Il vicepresidente del Consiglio regionale della Calabria: «Le istituzioni non arretrano di un millimetro»
«Esprimo la mia più ferma condanna per il gravissimo episodio avvenuto ieri a Bivongi, in occasione della serata inaugurale dell’evento “Mercato della Badia”, dove sono stati disseminati chiodi sulla strada, mettendo deliberatamente a rischio l’incolumità di cittadini, automobilisti e volontari». Così in una nota il vicepresidente del Consiglio regionale della Calabria Giacomo Crinò.
«Non siamo di fronte a una bravata, ma a un atto criminale e vile, che avrebbe potuto provocare incidenti e conseguenze ben più gravi. Colpire una strada proprio mentre una comunità si ritrova per vivere un momento di festa significa mettere in pericolo indiscriminatamente le persone e tentare di macchiare un’iniziativa costruita con impegno, passione e spirito di comunità».

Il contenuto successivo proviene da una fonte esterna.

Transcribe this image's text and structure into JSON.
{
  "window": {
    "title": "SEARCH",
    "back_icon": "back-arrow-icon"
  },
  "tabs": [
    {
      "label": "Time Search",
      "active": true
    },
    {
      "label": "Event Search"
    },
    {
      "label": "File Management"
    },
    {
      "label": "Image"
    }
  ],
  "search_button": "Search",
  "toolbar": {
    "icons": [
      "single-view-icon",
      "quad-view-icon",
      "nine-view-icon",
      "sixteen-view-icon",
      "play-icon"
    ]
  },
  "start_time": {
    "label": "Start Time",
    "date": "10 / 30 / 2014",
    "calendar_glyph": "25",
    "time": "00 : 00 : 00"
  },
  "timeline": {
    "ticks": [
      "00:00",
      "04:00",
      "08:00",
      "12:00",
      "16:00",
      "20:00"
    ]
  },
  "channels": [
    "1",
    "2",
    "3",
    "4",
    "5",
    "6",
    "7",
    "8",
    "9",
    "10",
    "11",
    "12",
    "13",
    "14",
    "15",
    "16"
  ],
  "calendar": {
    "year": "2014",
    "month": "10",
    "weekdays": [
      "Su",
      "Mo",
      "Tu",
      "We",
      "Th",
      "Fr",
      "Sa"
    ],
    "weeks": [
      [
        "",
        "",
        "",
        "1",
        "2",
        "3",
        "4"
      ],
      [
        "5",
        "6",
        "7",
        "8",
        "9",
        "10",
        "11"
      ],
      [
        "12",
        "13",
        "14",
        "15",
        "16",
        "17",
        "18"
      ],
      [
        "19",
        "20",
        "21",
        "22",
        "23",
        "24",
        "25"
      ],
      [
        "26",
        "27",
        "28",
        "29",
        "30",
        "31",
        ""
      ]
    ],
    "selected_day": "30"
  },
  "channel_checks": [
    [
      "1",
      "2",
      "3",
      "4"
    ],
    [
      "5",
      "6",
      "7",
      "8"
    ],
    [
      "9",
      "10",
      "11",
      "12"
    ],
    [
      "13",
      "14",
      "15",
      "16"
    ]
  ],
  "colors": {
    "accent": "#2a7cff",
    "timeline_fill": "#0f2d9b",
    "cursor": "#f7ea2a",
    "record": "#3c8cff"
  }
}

«Esprimo piena solidarietà al sindaco, all’Amministrazione comunale, alla comunità di Bivongi e a tutti i volontari della Badia, che con impegno e senso di responsabilità si adoperano quotidianamente per il bene del territorio e per la riuscita delle iniziative della comunità».
«A chi pensa di poter intimidire, ostacolare o danneggiare il lavoro di chi si impegna per Bivongi, va detto con chiarezza: le istituzioni non arretrano di un millimetro. Mi auguro che gli autori di questo gesto vengano individuati al più presto e chiamati a rispondere delle proprie responsabilità. È fondamentale che su episodi di questa gravità non cali il silenzio».
«Bivongi merita rispetto, sicurezza e serenità. La Calabria perbene sta dalla parte di chi lavora, organizza, partecipa e costruisce comunità. Mai dalla parte di chi semina pericolo e paura» ha concluso Crinò.